Bikeshare Dashboard
When and Why We Ride: Around Town
In this dashboard a fictional bike-share company has provided datasets in which to explore data behind peak riding hours, seasonal trends, and what makes registered riders the key to growth.
Define Objectives & KPIs
Goal: Help the bike shop understand when they make the most money, identify trends over time, and learn to better serve both their casual and registered riders.
Key Questions:
When are riders using the service the most?
Which seasons/hours are most profitable?
Who are our riders (registered vs. casual)?

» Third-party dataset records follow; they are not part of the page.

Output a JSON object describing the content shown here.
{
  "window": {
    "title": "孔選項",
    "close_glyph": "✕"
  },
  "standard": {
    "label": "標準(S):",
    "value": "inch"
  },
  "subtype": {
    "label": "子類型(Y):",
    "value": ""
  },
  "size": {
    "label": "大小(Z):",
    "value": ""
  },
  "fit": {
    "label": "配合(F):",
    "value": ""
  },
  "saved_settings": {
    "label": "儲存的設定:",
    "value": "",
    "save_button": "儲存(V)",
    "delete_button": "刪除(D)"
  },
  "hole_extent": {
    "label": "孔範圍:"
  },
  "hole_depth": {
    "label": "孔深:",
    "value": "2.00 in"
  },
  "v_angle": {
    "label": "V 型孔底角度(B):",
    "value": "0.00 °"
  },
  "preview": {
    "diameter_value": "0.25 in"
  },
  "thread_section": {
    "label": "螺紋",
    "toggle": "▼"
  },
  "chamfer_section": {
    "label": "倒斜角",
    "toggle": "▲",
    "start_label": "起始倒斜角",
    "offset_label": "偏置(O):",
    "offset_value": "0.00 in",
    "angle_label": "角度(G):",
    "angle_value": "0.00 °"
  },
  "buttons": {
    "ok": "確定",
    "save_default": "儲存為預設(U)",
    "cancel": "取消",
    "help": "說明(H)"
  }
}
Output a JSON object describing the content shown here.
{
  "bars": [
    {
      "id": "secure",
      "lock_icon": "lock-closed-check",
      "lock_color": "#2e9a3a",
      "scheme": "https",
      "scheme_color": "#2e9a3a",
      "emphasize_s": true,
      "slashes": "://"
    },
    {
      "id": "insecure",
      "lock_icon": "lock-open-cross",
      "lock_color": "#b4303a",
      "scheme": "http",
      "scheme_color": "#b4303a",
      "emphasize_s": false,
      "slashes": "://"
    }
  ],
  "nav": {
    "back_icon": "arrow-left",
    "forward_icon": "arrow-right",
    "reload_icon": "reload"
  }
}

How do revenue and profit trend over time?
Data Collection
Data Source:
Data:
pre-cleaned and provided by Gaelim
taught by Absent Data
Content of files include:
Ride logs: Timestamps, duration, rider type (casual/registered), etc.
Transaction data: Revenue, cost, profit
Customer info: Registration status
Time & date fields: Day of the week, hour, month, season
SQL Data Preparation
Tasks handled in SQL:
Most of the cleaning in this project was already handled, in this example I have provided a potential use case of how it may have been initially cleaned. However in this instance, Microsoft SQL Server and Management Studio were used to join the the provided csv files into a workable dataset for the dashboard
Import Into Power BI
Tools used:
Power Query Editor in Power BI Desktop:
Import cleaned/aggregated SQL outputs
Create date hierarchies (Year, Month)
Create relationships between tables (e.g., rider data ↔ financials)
Data Modeling in Power BI
Created Date Dimension Table for easier filtering
Created measures for:
Total Revenue (
SUM(revenue)
)Total Profit (
SUM(revenue - cost)
)Profit Margin (
DIVIDE(SUM(profit), SUM(revenue))
)Registered vs. Casual rider ratio
Visual Design & Layout
Card visualizations for quick view of KPIs (Riders, Profit Margin)
Line and bar combo charts for time series (monthly revenue, riders, profit)
Matrix heatmap for hourly earnings by weekday during main hours of riding
Bar chart for seasonal revenue
Donut chart for rider demographic
Color palette - Contrasts highlight seasonal trends and peak hours.
Interactivity Features
Year slicer (2021 vs. 2022) toggle to drill down on values
Tooltip hover on charts for exact values
Filter integration for flexible insights
Publish & Share
Dashboard was published to Power BI
Final Thoughts
This dashboard is a strong example of data storytelling: raw data is transformed via SQL, refined in Power BI, and presented in a way that supports marketing and operations decisions to make informed decisions and stay agile as new data is added to the matrix over time.